La gratitud es una de las principales virtudes. El que no agradece los beneficios que recibe es un ser desnaturalizado, del que nada bueno se puede esperar. Rodríguez, que lo conocía así, se esforzaba por fortificar en el ánimo de sus educandos, ese dulce sentimiento de la gratitud, que infunde la misma naturaleza, pero que es como todas, susceptible de perfección. Para elevarlo y engrandecerlo, Rodríguez adoptó varios arbitrios. Levantó en el patio de la entrada del colegio, una pirámide a la memoria de don Juan Chavarría, fundador del establecimiento, y la cercó con vistosos arriates y gran número de macetas, en que cultivaba él mismo con especial cuidado, las plantas y flores más raras y exquisitas. En uno de los patios del colegio chico, erigió también una columna a la memoria del venerable fray Bartolomé de las Casas, colocando en la parte superior de aquella el busto del virtuoso sacerdote, que consagró su vida entera a la defensa de los indios. Inscribió además Rodríguez en el patio de la pirámide los nombres de los hombres más ilustres por su ciencia y por su virtud. Por último, en las funciones anuales de los actos de las diversas clases, impuso a los catedráticos la obligación de dedicar sus discursos a la memoria de los varones ilustres de todas épocas. Tenía razón en verdad, porque hemos dicho que quería infundir a los alumnos sentimientos de gratitud; y los que han contribuido con sus obras y con sus escritos a la mejora del género humano, son dignos de un perpetuo agradecimiento.
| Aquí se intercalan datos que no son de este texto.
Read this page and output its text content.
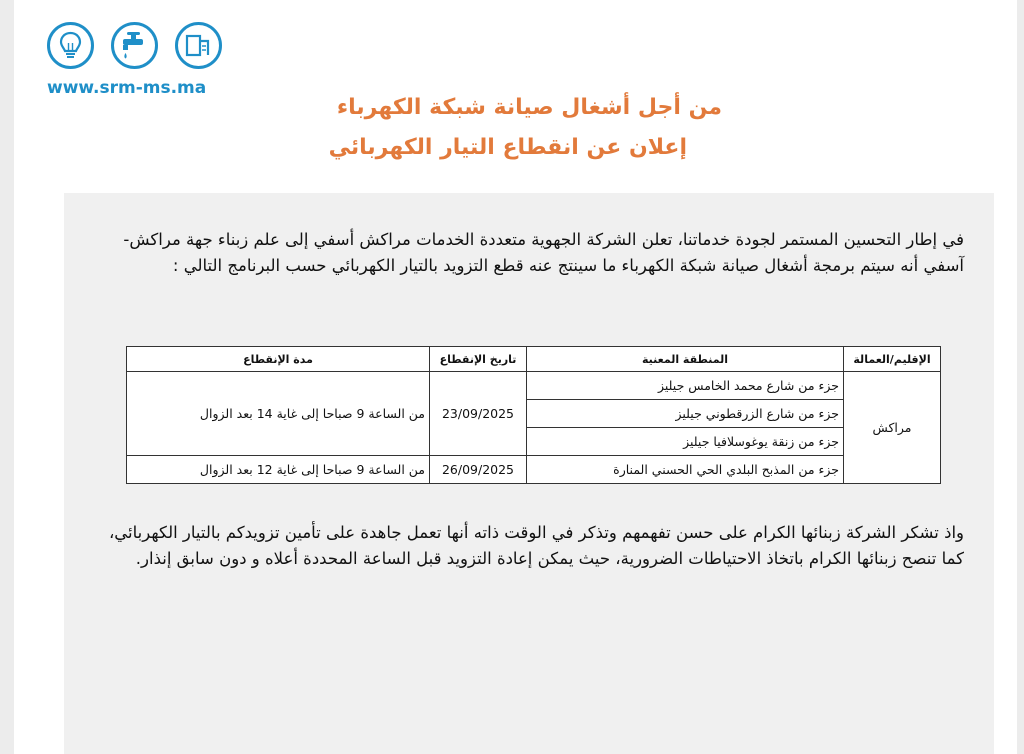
www.srm-ms.ma
من أجل أشغال صيانة شبكة الكهرباء
إعلان عن انقطاع التيار الكهربائي
في إطار التحسين المستمر لجودة خدماتنا، تعلن الشركة الجهوية متعددة الخدمات مراكش أسفي إلى علم زبناء جهة مراكش- آسفي أنه سيتم برمجة أشغال صيانة شبكة الكهرباء ما سينتج عنه قطع التزويد بالتيار الكهربائي حسب البرنامج التالي :
الإقليم/العمالة	المنطقة المعنية	تاريخ الإنقطاع	مدة الإنقطاع
مراكش	جزء من شارع محمد الخامس جيليز	23/09/2025	من الساعة 9 صباحا إلى غاية 14 بعد الزوال
	جزء من شارع الزرقطوني جيليز		
	جزء من زنقة يوغوسلافيا جيليز		
	جزء من المذبح البلدي الحي الحسني المنارة	26/09/2025	من الساعة 9 صباحا إلى غاية 12 بعد الزوال
واذ تشكر الشركة زبنائها الكرام على حسن تفهمهم وتذكر في الوقت ذاته أنها تعمل جاهدة على تأمين تزويدكم بالتيار الكهربائي، كما تنصح زبنائها الكرام باتخاذ الاحتياطات الضرورية، حيث يمكن إعادة التزويد قبل الساعة المحددة أعلاه و دون سابق إنذار.
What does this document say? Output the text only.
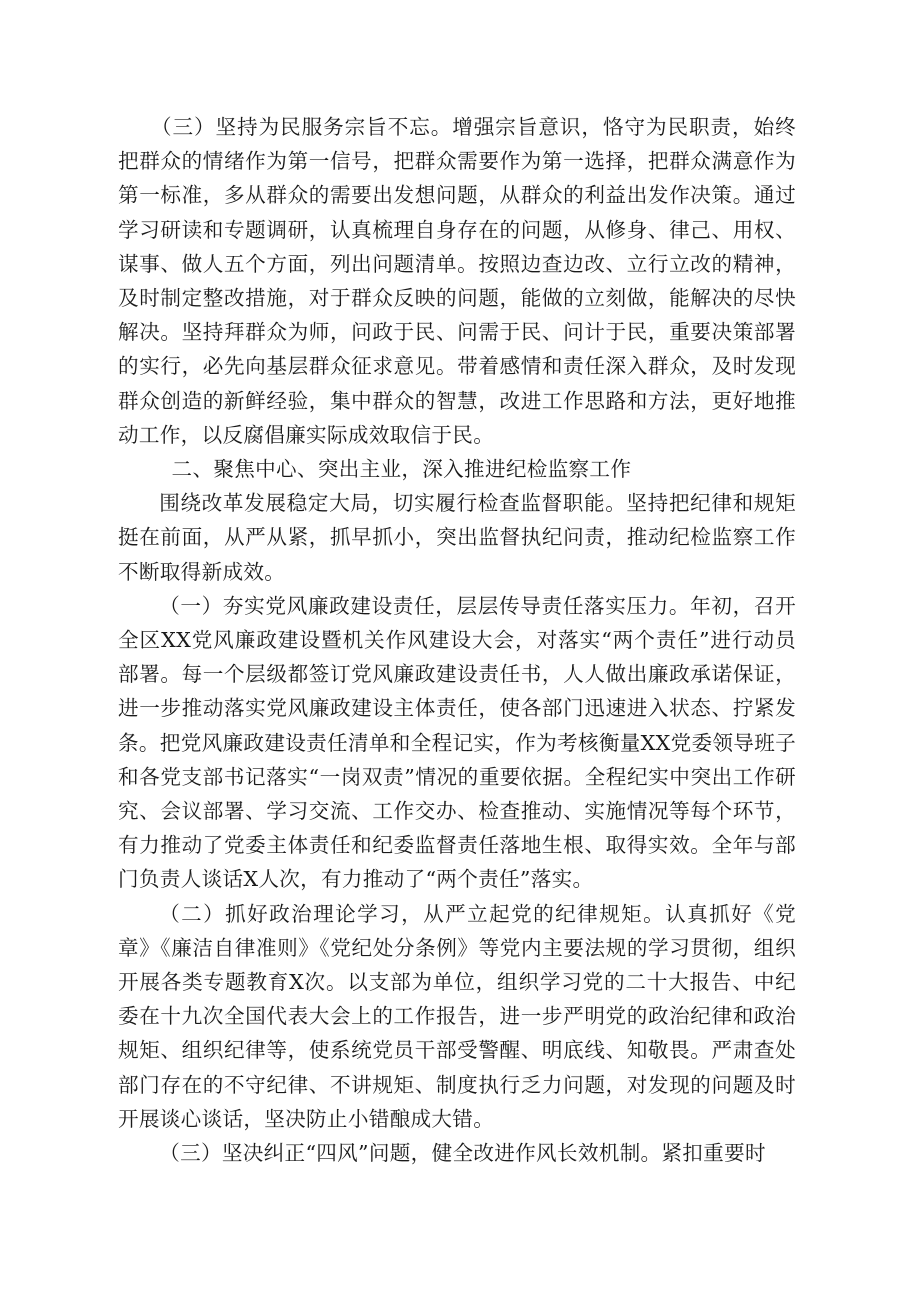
（三）坚持为民服务宗旨不忘。增强宗旨意识，恪守为民职责，始终把群众的情绪作为第一信号，把群众需要作为第一选择，把群众满意作为第一标准，多从群众的需要出发想问题，从群众的利益出发作决策。通过学习研读和专题调研，认真梳理自身存在的问题，从修身、律己、用权、谋事、做人五个方面，列出问题清单。按照边查边改、立行立改的精神，及时制定整改措施，对于群众反映的问题，能做的立刻做，能解决的尽快解决。坚持拜群众为师，问政于民、问需于民、问计于民，重要决策部署的实行，必先向基层群众征求意见。带着感情和责任深入群众，及时发现群众创造的新鲜经验，集中群众的智慧，改进工作思路和方法，更好地推动工作，以反腐倡廉实际成效取信于民。

二、聚焦中心、突出主业，深入推进纪检监察工作

围绕改革发展稳定大局，切实履行检查监督职能。坚持把纪律和规矩挺在前面，从严从紧，抓早抓小，突出监督执纪问责，推动纪检监察工作不断取得新成效。

（一）夯实党风廉政建设责任，层层传导责任落实压力。年初，召开全区XX党风廉政建设暨机关作风建设大会，对落实“两个责任”进行动员部署。每一个层级都签订党风廉政建设责任书，人人做出廉政承诺保证，进一步推动落实党风廉政建设主体责任，使各部门迅速进入状态、拧紧发条。把党风廉政建设责任清单和全程记实，作为考核衡量XX党委领导班子和各党支部书记落实“一岗双责”情况的重要依据。全程纪实中突出工作研究、会议部署、学习交流、工作交办、检查推动、实施情况等每个环节，有力推动了党委主体责任和纪委监督责任落地生根、取得实效。全年与部门负责人谈话X人次，有力推动了“两个责任”落实。

（二）抓好政治理论学习，从严立起党的纪律规矩。认真抓好《党章》《廉洁自律准则》《党纪处分条例》等党内主要法规的学习贯彻，组织开展各类专题教育X次。以支部为单位，组织学习党的二十大报告、中纪委在十九次全国代表大会上的工作报告，进一步严明党的政治纪律和政治规矩、组织纪律等，使系统党员干部受警醒、明底线、知敬畏。严肃查处部门存在的不守纪律、不讲规矩、制度执行乏力问题，对发现的问题及时开展谈心谈话，坚决防止小错酿成大错。

（三）坚决纠正“四风”问题，健全改进作风长效机制。紧扣重要时
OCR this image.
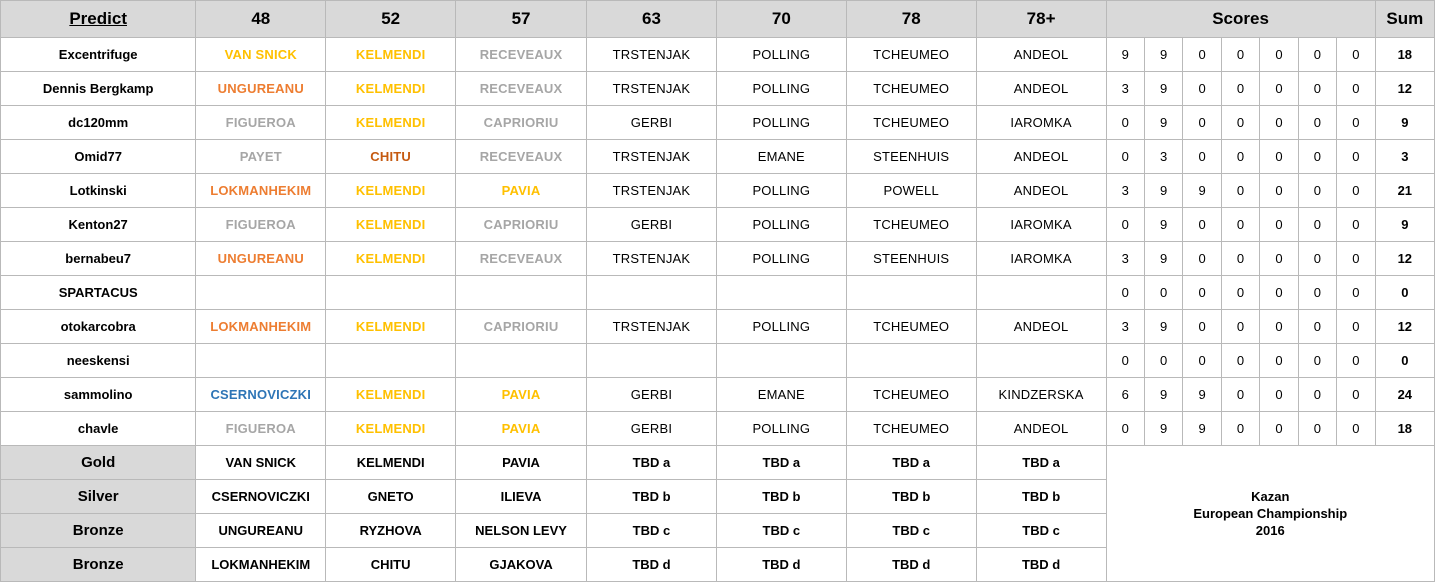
Predict	48	52	57	63	70	78	78+	Scores							Sum
Excentrifuge	VAN SNICK	KELMENDI	RECEVEAUX	TRSTENJAK	POLLING	TCHEUMEO	ANDEOL	9	9	0	0	0	0	0	18
Dennis Bergkamp	UNGUREANU	KELMENDI	RECEVEAUX	TRSTENJAK	POLLING	TCHEUMEO	ANDEOL	3	9	0	0	0	0	0	12
dc120mm	FIGUEROA	KELMENDI	CAPRIORIU	GERBI	POLLING	TCHEUMEO	IAROMKA	0	9	0	0	0	0	0	9
Omid77	PAYET	CHITU	RECEVEAUX	TRSTENJAK	EMANE	STEENHUIS	ANDEOL	0	3	0	0	0	0	0	3
Lotkinski	LOKMANHEKIM	KELMENDI	PAVIA	TRSTENJAK	POLLING	POWELL	ANDEOL	3	9	9	0	0	0	0	21
Kenton27	FIGUEROA	KELMENDI	CAPRIORIU	GERBI	POLLING	TCHEUMEO	IAROMKA	0	9	0	0	0	0	0	9
bernabeu7	UNGUREANU	KELMENDI	RECEVEAUX	TRSTENJAK	POLLING	STEENHUIS	IAROMKA	3	9	0	0	0	0	0	12
SPARTACUS								0	0	0	0	0	0	0	0
otokarcobra	LOKMANHEKIM	KELMENDI	CAPRIORIU	TRSTENJAK	POLLING	TCHEUMEO	ANDEOL	3	9	0	0	0	0	0	12
neeskensi								0	0	0	0	0	0	0	0
sammolino	CSERNOVICZKI	KELMENDI	PAVIA	GERBI	EMANE	TCHEUMEO	KINDZERSKA	6	9	9	0	0	0	0	24
chavle	FIGUEROA	KELMENDI	PAVIA	GERBI	POLLING	TCHEUMEO	ANDEOL	0	9	9	0	0	0	0	18
Gold	VAN SNICK	KELMENDI	PAVIA	TBD a	TBD a	TBD a	TBD a	Kazan
European Championship
2016							

Silver	CSERNOVICZKI	GNETO	ILIEVA	TBD b	TBD b	TBD b	TBD b								
Bronze	UNGUREANU	RYZHOVA	NELSON LEVY	TBD c	TBD c	TBD c	TBD c								
Bronze	LOKMANHEKIM	CHITU	GJAKOVA	TBD d	TBD d	TBD d	TBD d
El sabio y el virtuoso son cosmopolitas; y así como todos participan de sus beneficios, todos deben dar pruebas de que no es el olvido la recompensa de tantos afanes.
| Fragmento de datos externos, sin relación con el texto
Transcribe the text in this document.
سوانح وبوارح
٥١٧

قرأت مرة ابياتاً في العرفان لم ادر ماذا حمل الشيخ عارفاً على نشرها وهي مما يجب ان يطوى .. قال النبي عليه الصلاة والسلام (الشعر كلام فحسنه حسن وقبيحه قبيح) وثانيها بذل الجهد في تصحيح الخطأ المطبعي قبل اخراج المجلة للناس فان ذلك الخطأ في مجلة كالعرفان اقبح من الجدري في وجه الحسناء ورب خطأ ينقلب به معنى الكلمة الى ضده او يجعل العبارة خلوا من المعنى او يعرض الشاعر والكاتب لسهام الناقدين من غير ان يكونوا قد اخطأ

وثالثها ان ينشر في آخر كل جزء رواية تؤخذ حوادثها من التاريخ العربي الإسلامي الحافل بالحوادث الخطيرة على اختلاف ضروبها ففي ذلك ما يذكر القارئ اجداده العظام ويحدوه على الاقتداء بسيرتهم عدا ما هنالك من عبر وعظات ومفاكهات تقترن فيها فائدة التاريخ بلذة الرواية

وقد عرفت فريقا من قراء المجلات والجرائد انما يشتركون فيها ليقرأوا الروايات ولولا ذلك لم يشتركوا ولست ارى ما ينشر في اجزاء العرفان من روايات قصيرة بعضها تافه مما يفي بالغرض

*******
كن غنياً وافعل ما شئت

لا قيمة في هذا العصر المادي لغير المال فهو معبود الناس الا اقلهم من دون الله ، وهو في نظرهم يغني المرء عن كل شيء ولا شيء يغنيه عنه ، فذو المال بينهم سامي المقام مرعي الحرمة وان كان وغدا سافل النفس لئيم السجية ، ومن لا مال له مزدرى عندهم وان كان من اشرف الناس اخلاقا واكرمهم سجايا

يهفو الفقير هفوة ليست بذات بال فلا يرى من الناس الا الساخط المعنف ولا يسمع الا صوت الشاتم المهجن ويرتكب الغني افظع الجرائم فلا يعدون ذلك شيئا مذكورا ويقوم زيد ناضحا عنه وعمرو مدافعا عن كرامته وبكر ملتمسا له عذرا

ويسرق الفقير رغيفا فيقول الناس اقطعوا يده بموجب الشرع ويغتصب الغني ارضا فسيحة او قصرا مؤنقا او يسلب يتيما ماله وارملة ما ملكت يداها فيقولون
La enseñanza secundaria ha tenido que hacer en México grandes esfuerzos para romper las trabas que la sujetaban, y ponerse a la altura correspondiente a la época en que vivimos, y a las circunstancias del país. Rodríguez fué uno de los principales autores de esa reforma. Mientras en otros establecimientos se estudiaban todavía, por autores que escribieron ahora dos siglos, ciencias como las matemáticas y la física, cuyos progresos diarios son tales, que ya hoy es viejo lo que se escribía ayer, en San Gregorio se estudiaba por autores modernos y de bien sentada reputación. Mientras en otros establecimientos se estudiaba con solo los libros, física experimental, en San Gregorio se empezaba a formar un gabinete en que había ya los instrumentos más precisos y las máquinas más usuales. A ese paso se adelantaba en todas las demás cátedras, en las cuales aprendían los alumnos la geografía, el derecho de gentes, el patrio, los idiomas francés e inglés y otros ramos de los que sirven para constituir una educación perfecta. Cuando estando en el ministerio Juan Manuel Baranda se publicó el nuevo plan de estudios, en que se prescribe la enseñanza de muchas materias que no se aprendían antes en los colegios, San Gregorio casi no tuvo que hacer variación alguna, porque se encontraba ya bajo el pié que designaba la ley.

Para el fomento de la literatura, estableció su rector una academia, a que concurrieran los alumnos de las clases más elevadas, y en la que hacían sus primeros ensayos de retórica, elocuencia y poesía, presentando sus composiciones, para que allí fuesen examinadas. El talento y el limado gusto de don Juan Rodríguez, servían no poco, para corregir los defectos más notables de aquellas disertaciones; y algún día, cuando un joven de San Gregorio de los de esa época, cautive la atención de una asamblea en la tribuna; cuando entusiasme a su auditorio con los inspirados sones de su lira, el orador y el poeta no olvidarán a quien son deudores en mucha parte de la consecución de tan apetecidos lauros.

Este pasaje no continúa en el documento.